„Aber so ist es unter euch nicht; sondern wer groß sein will unter euch, der soll euer Diener sein“.
26. März 2023
Predigt anlässlich des Festgottesdienstes zum 100. Bestehens der Nordschleswigschen Gemeinde
Liebe Festgemeinde,
zum 100. Geburtstag der Nordschleswigschen Gemeinde gibt es ein Magazin mit dem schönen Titel „Wo Menschen sich begegnen“ und darin kommen viele ganz unterschiedliche Menschen aus der Gemeinde zu Wort – alte und junge, Konfirmandinnen, Kirchenälteste, Pastorinnen und viele andere. Sie antworten auf einen bestimmten Katalog von Fragen. Natürlich werden sie nicht gefragt: Was wünscht du dir zum 100. Geburtstag der Nordschleswigschen Gemeinde?
Aber sie beantworten beispielsweise die Frage, was für sie der Himmel auf Erden wäre. Für die meisten hat das mit Frieden zu tun. Und wenn der Wunsch nach Frieden auch nicht ausdrücklich genannt wird, dann geht es darum, dass Menschen miteinander lachen, singen oder gemeinsam essen und manchmal um Situationen, in denen sich ganz individuell ein Wohlgefühl einstellt.
Das Bild vom Himmel auf Erden beschreibt genau die Sehnsucht, dass sich die individuellen Wünsche auch mit den Wünschen der anderen verbinden. Für die Brüder Jakobus und Johannes, da scheinen sie sich einig zu sein, wäre das der Fall, wenn einer links und einer rechts von Jesus sitzen könnte und zwar für immer und ewig – in seiner Herrlichkeit.

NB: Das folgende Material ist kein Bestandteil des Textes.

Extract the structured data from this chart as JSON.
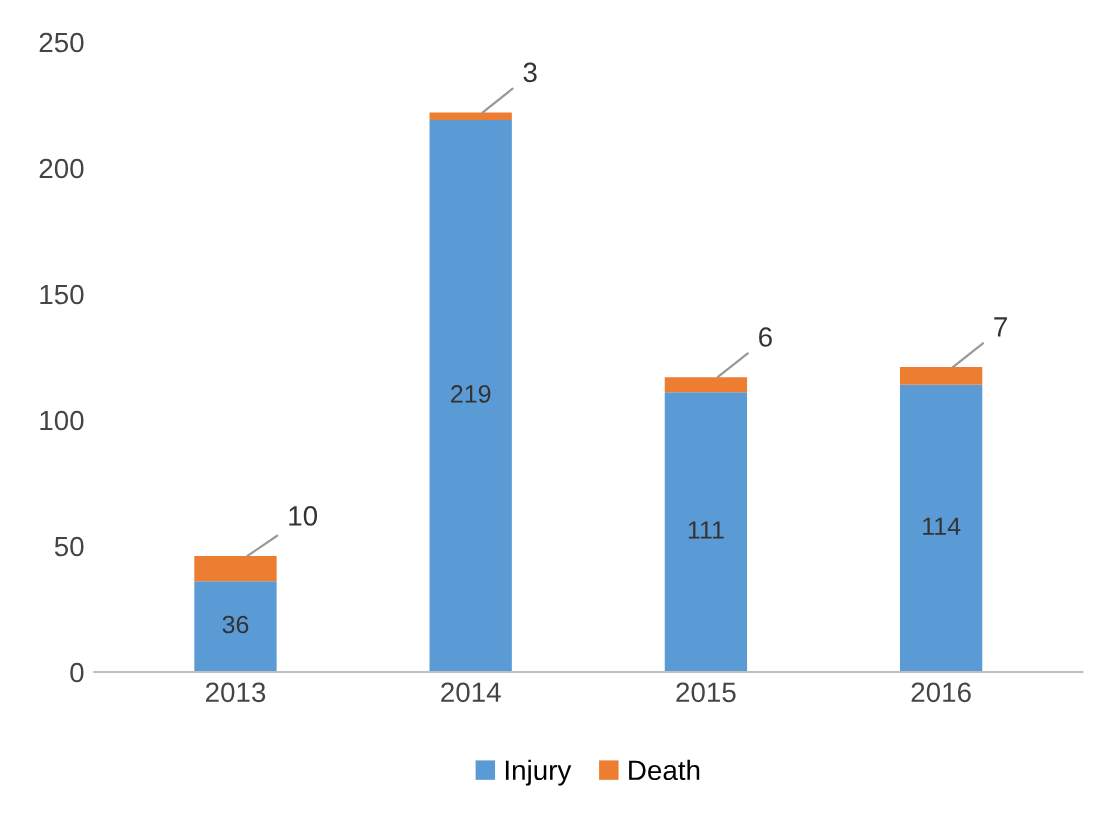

Die Sehnsucht, ihm nahe zu sein oder Gott selbst nahe zu sein, ist doch etwas Wunderbares, wenn damit nicht ein bestimmter Anspruch einhergehen würde. Mit dem Sitzen zu Rechten und zur Linken ist das Bild vom Thron verbunden und damit der Anspruch auf Macht und Herrschaft.
Die Strukturen von Herrschaft und Gewalt durchkreuzt Jesusaber sofort: „Aber so ist es unter euch nicht (bzw. so soll es nicht unter euch sein); sondern wer groß sein will unter euch, der soll euer Diener sein“.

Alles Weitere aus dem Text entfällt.